As I wrote 5/1/15, the Appellate Division, First Department seemed only moderately engaged with the challenge to the DOB's conclusion that modular construction could proceed in a factory using cross-trained workers without the presence of licensed plumbers and fire suppression contractors. Indeed, the lower court's somewhat questionable unwritten ruling was quickly upheld, and no appeal was filed.
That building, with half market-rate rentals and half subsidized rentals, should open later this year, with a lottery for the affordable units expected very soon.
Questions linger regarding the integrity of the building, according to legal papers from Forest City's former partner Skanska, as well as a state monitor's reports of leaks and mold. But those questions focus on issues of construction methods/implementation, not plumbing or fire suppression issues.
The official statements
According to a 2/23/16 Forest City Realty Trust 10-K filing:
In 2013, two trade organizations representing New York City-licensed plumbers and mechanical contractors sued the City of New York, challenging a determination by its Department of Buildings (“DOB”) that certain piping work performed in a modular factory need not be performed by licensed plumbers or mechanical contractors if such work was monitored by a licensed professional engineer and otherwise complied with the technical requirements of the New York City Building and Construction Codes. Piping work at our modular factory is being performed by non-licensees monitored by a licensed professional engineer in accordance with DOB’s determination. We intervened in the proceeding, and in December 2013 the Court dismissed the suit.
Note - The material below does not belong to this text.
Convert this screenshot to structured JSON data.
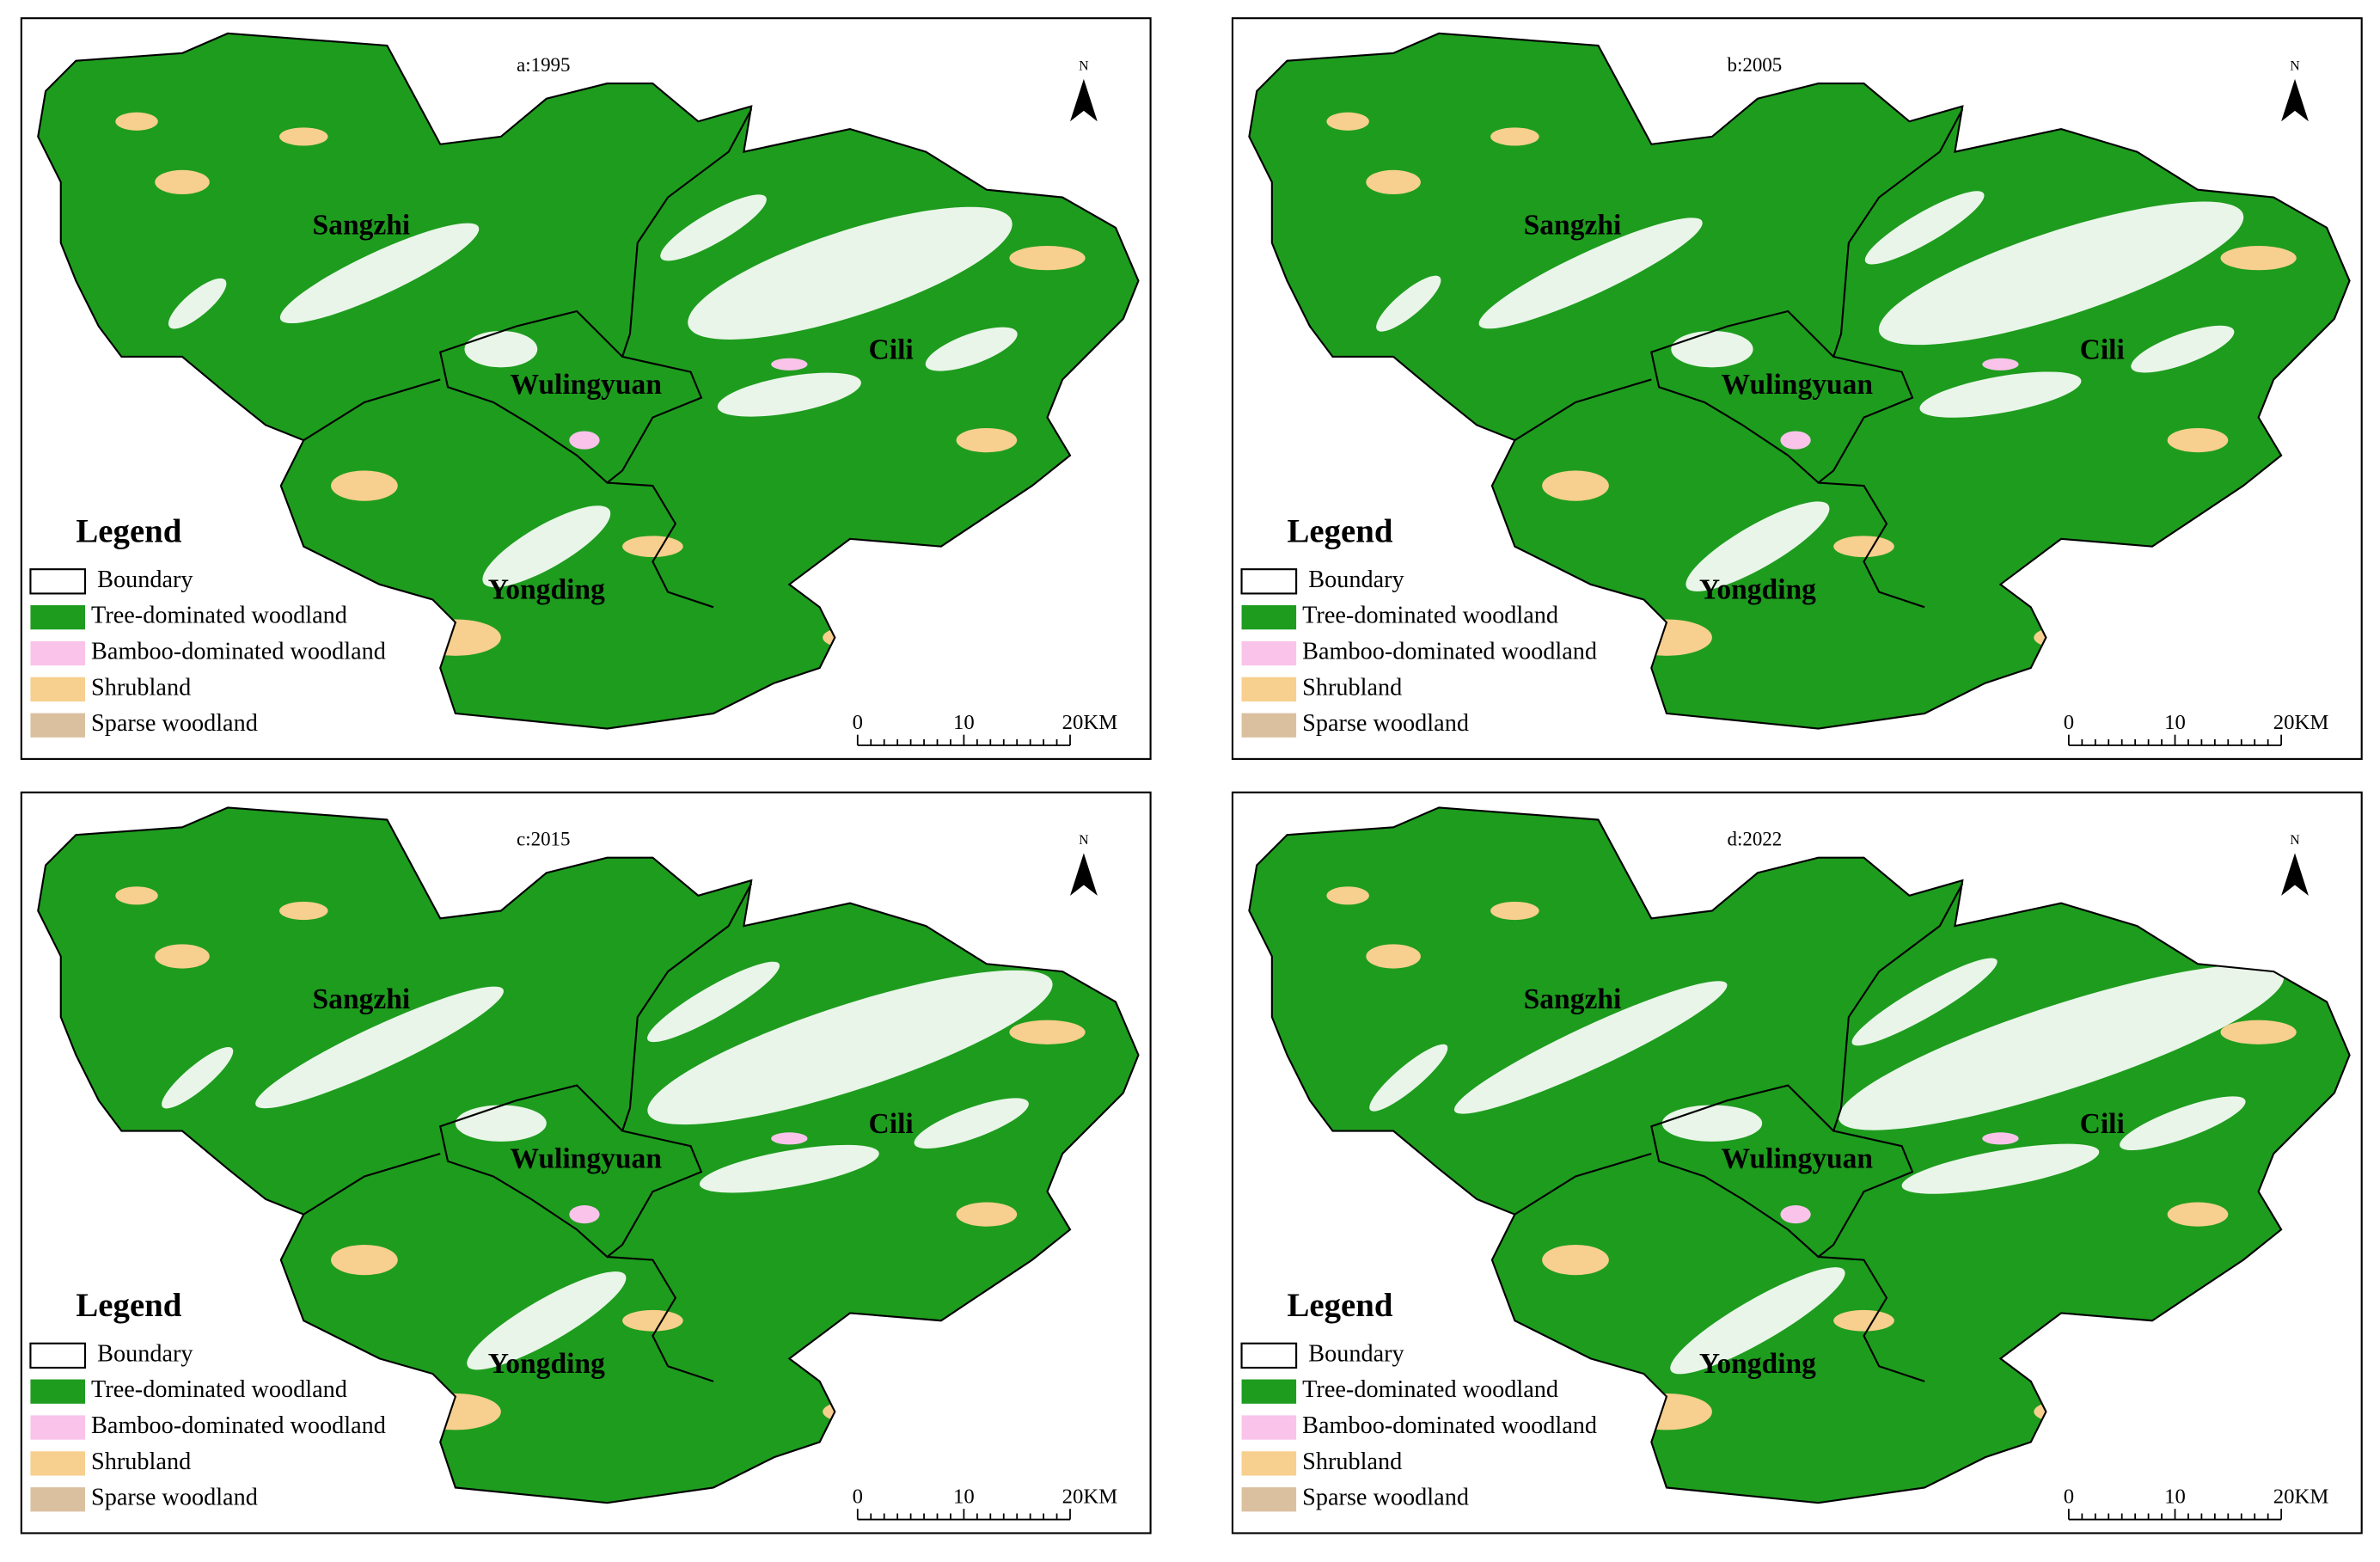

However, these trade organizations appealed the Court’s determination. By decision and order entered May 21, 2015, the Supreme Court, Appellate Division, First Department, affirmed the court below. Petitioners did not appeal this decision, and the time has passed for them to do so. It also remains possible that other construction industry organizations could bring similar suits challenging the DOB-authorized fabrication methodology used in our factory.Here's the 5/21/15 decision in Matter of Mechanical Contrs. Assn. of N.Y. v New York City Dept. of Bldgs:
Order, Supreme Court, New York County (Eileen A. Rakower, J.), entered December 20, 2013, which denied the petition seeking to annul respondent agency's April 9, 2013 determination that the Administrative Code of the City of New York's requirements that certain plumbing and fire suppression work be performed only by, or under the direct and continuing supervision of, a licensed master plumber and licensed master fire suppression piping contractor, respectively, do not apply to off-site, factory-based assembly of modular construction units, unanimously affirmed, without costs.
The Department of Building's determination that "modular . . . assembly performed at a location other than the jobsite is not plumbing or fire suppression work as . . . defined in the Administrative Code and that those terms do not apply to work done offsite prior to its incorporation into a building or jobsite," is rationally based, is not arbitrary and capricious, and is entitled to deference (see Matter of Feigenbaum v Silva, 274 AD2d 132, 136-137 [1st Dept 2000];see also Matter of Excellus Health Plan v Serio, 2 NY3d 166, 171 ; Kurcsics v Merchants Mut. Ins. Co., 49 NY2d 451, 459 ). A modular construction unit is not of the same kind or class as the non-inclusive list of examples of a "structure" provided for in New York City Construction Code (Administrative Code of City of NY) § 28-101.5 (see e.g. 242-44 E. 77th St., LLC v Greater N.Y. Mut. Ins. Co., 31 AD3d 100, 103-104 [1st Dept 2006]). Concur—Tom, J.P., Friedman, DeGrasse, Richter and Kapnick, JJ.